Construction continues at Quaker Valley Middle School as students prepare for classes Tuesday
Children entering sixth grade at Quaker Valley Middle School will usher in a new school year Tuesday in temporary digs at Osborne Elementary School.
That's because a $26.5 million construction project continues at the Sewickley campus, which holds sixth- through eighth-grade students at Quaker Valley.
The project began in the summer of 2011 and is expected to be completed by Nov. 30, Superintendent Joseph Clapper said Monday during a walk-through of the Graham Street building in Sewickley. Students will begin classes there Jan. 7, he said.
“If everything goes according to plan, we'll bring the kids in here (to tour the building),” Clapper said. “They're supposed to walk in here Jan. 7, but we're not waiting until the seventh. That's a rough adjustment.
“Both the sixth- and seventh-graders have not been in school here. They don't know this building, anyway. And the eighth-graders are a year-and-a-half removed from it. So when they walk in, they're going to have to get acclimated to it.”
Until then, seventh- and eighth-grade students will remain at Anthony Wayne Elementary School in the Ambridge Area School District, where classes were held throughout all of last school year.

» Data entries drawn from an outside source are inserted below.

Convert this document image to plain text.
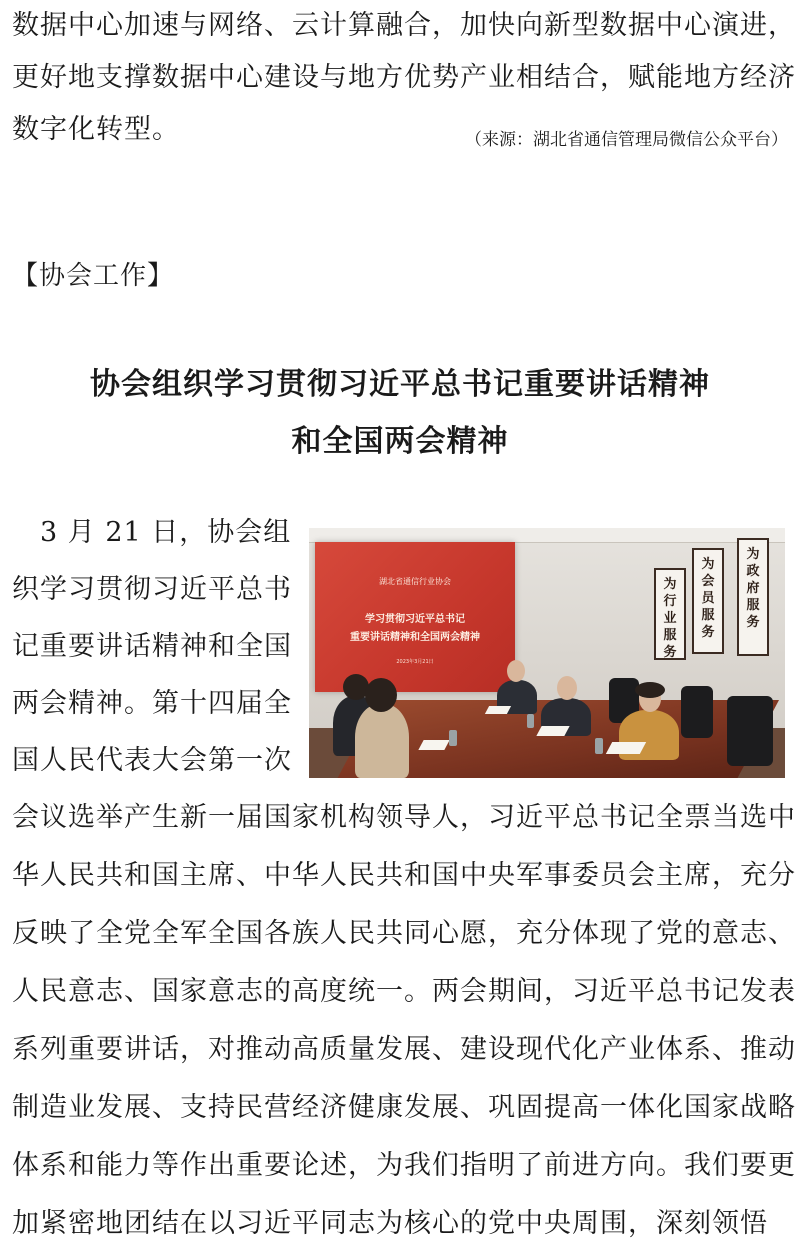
数据中心加速与网络、云计算融合，加快向新型数据中心演进，
更好地支撑数据中心建设与地方优势产业相结合，赋能地方经济
数字化转型。	（来源：湖北省通信管理局微信公众平台）
【协会工作】
协会组织学习贯彻习近平总书记重要讲话精神
和全国两会精神
　3 月 21 日，协会组
织学习贯彻习近平总书
记重要讲话精神和全国
两会精神。第十四届全
国人民代表大会第一次
湖北省通信行业协会
学习贯彻习近平总书记
重要讲话精神和全国两会精神
2023年3月21日
为
行
业
服
务
为
会
员
服
务
为
政
府
服
务
会议选举产生新一届国家机构领导人，习近平总书记全票当选中
华人民共和国主席、中华人民共和国中央军事委员会主席，充分
反映了全党全军全国各族人民共同心愿，充分体现了党的意志、
人民意志、国家意志的高度统一。两会期间，习近平总书记发表
系列重要讲话，对推动高质量发展、建设现代化产业体系、推动
制造业发展、支持民营经济健康发展、巩固提高一体化国家战略
体系和能力等作出重要论述，为我们指明了前进方向。我们要更
加紧密地团结在以习近平同志为核心的党中央周围，深刻领悟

Among the many details children, staff and community members will find when the Sewickley middle school is completed include a more than 500-seat auditorium — large enough to fit the student body, Director of Administrative Services Joseph Marrone said — and sits near new space for choral, orchestra and band classes.
An integrated arts wing was constructed in the former administration parking area. The space includes 2-D and 3-D classrooms and a computer-aided drawing classroom, among other features.
On Monday, boxes of exercise machines filled space that will become a wellness center, Clapper said. The $60,000 worth of equipment was donated to the district, he said.
Work on the building project is about 80 percent completed, Marrone said.
Middle school Principal Sean Aiken said he and other staff members have been talking with families about the temporary relocation to Osborne Elementary and Ambridge.
“I'm your middle school principal, but you're not going to see a whole lot of me until January,” Aiken said he tells sixth-grade children and parents.
District officials have worked to “protect the integrity of the educational program” during the construction project, Clapper said.
Aiken called the process a “team approach,” involving not only him as middle school principal, but other administrators to make decisions about the building project.
“In other districts, I was in construction meetings,” Aiken said about time spent as an administrator before coming to Quaker Valley.
“Everytime you leave your building, it's time away from kids and it's time away from staff and it's time away from the main thrust of my job as an instructional leader.
“I greatly appreciate the fact that we have a team approach. I'm included in the conversations I need to be included in, but I'm also left to run my building.”
Aiken said he is looking forward to having all classes and cocurricular events in the same building again.
“It's going to be amazing to bring everybody back together — one family,” he said. “We've made it work at Anthony Wayne, but then you walk through here … I think we're going to be that much more thankful.”